The power-mixing system is fun, even if every power set is shallow compared to Super Star. A very floaty and sort of dreamy game, the soundtrack and art direction contribute to this. Stages can be a bit boring.

Multi-player races are chaotic by design, there's a reason why this has survived so long as a couch classic. Battle Mode is also famously the most fun you can have playing a Mario Kart game. Enjoy the sprites-on-polygons look, too.

Short and well-paced JRPG with just enough depth and self-imposed challenges to hook you. Combat is fun and the writing/tone is charming. Embarrasses many 60-hour JRPGs. The lack of post-game is jarring, though.

Lovely game to clear over a Sunday afternoon. A clever non-violent subversion of the rail shooter format. The scoring system is pretty silly, but it doesn't matter. Feels kind of cheap to not have all 151 Pokémon, though.

I really like the modular, route-based "difficulty" system and the various secrets it hides; adds a lot of replayability. Some of the stages are quite enchanting and there's a surprising amount of variety. Charming setting, too.

The water physics are impressive and fun to navigate, the courses greatly reward mastery, and the "endless summer" ambiance is really special. A top-quality racing game, probably the best of the watersports ones.

In order to enjoy it you have to actually play in co-op and ignore various tedious sections/bosses, and a generally idiotic tone. But it's still a co-op RE4-like, which to me is inherently pretty valuable, and it's done decently well.

Basically the final care package for classic MonHun fans. A metric ton of content hidden behind remarkably obtuse and un-explained new mechanics. Loads of fun online, even today, but not a great starting point.

Pretty unnecessary sequel, but not a bad game. Character art experienced an obviously massive downgrade, though stage backgrounds are pretty nice. Some annoying touch-pad moments and collect-a-thon stuff.

I hate to admit that this is a pretty solid Metroidvania because I hate the character designs and general story.
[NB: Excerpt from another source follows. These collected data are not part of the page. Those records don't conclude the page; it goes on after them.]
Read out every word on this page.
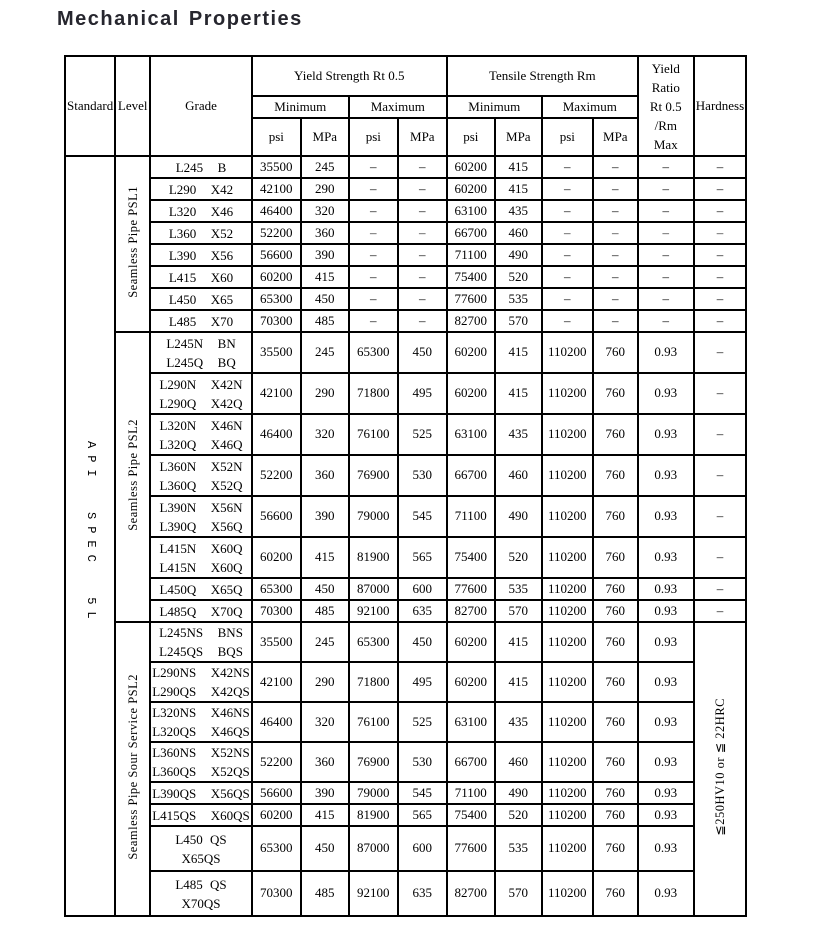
Mechanical Properties
Standard	Level	Grade	Yield Strength Rt 0.5				Tensile Strength Rm				Yield
Ratio
Rt 0.5
/Rm
Max	Hardness
			Minimum		Maximum		Minimum		Maximum			
			psi	MPa	psi	MPa	psi	MPa	psi	MPa		
API  SPEC  5L	Seamless Pipe PSL1	L245  B	35500	245	–	–	60200	415	–	–	–	–

		L290  X42	42100	290	–	–	60200	415	–	–	–	–

		L320  X46	46400	320	–	–	63100	435	–	–	–	–

		L360  X52	52200	360	–	–	66700	460	–	–	–	–

		L390  X56	56600	390	–	–	71100	490	–	–	–	–

		L415  X60	60200	415	–	–	75400	520	–	–	–	–

		L450  X65	65300	450	–	–	77600	535	–	–	–	–

		L485  X70	70300	485	–	–	82700	570	–	–	–	–
	Seamless Pipe PSL2	L245N  BN
L245Q  BQ	35500	245	65300	450	60200	415	110200	760	0.93	–

		L290N  X42N
L290Q  X42Q	42100	290	71800	495	60200	415	110200	760	0.93	–

		L320N  X46N
L320Q  X46Q	46400	320	76100	525	63100	435	110200	760	0.93	–

		L360N  X52N
L360Q  X52Q	52200	360	76900	530	66700	460	110200	760	0.93	–

		L390N  X56N
L390Q  X56Q	56600	390	79000	545	71100	490	110200	760	0.93	–

		L415N  X60Q
L415N  X60Q	60200	415	81900	565	75400	520	110200	760	0.93	–

		L450Q  X65Q	65300	450	87000	600	77600	535	110200	760	0.93	–

		L485Q  X70Q	70300	485	92100	635	82700	570	110200	760	0.93	–
	Seamless Pipe Sour Service PSL2	L245NS  BNS
L245QS  BQS	35500	245	65300	450	60200	415	110200	760	0.93	≦250HV10 or ≦ 22HRC

		L290NS  X42NS
L290QS  X42QS	42100	290	71800	495	60200	415	110200	760	0.93	

		L320NS  X46NS
L320QS  X46QS	46400	320	76100	525	63100	435	110200	760	0.93	

		L360NS  X52NS
L360QS  X52QS	52200	360	76900	530	66700	460	110200	760	0.93	

		L390QS  X56QS	56600	390	79000	545	71100	490	110200	760	0.93	

		L415QS  X60QS	60200	415	81900	565	75400	520	110200	760	0.93	

		L450 QS
X65QS	65300	450	87000	600	77600	535	110200	760	0.93	

		L485 QS
X70QS	70300	485	92100	635	82700	570	110200	760	0.93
The WWII setting goes hilariously unused. Still, good bosses and a fun character-swapping feature.

The sleek theatrical presentation and the Rube Goldberg-style touch puzzles are great. I just wish the story didn't take up quite so much playtime (though I didn't dislike it). A pretty fun time for a non-puzzle fan.

The cel-shaded superhero theme and the Capcom roster do a lot for me. It's kind of a pre-MvC3 but wackier and not quite as lightning-quick. At high-level play it seems kind of repetitive, but I enjoy its straightforward mechanics.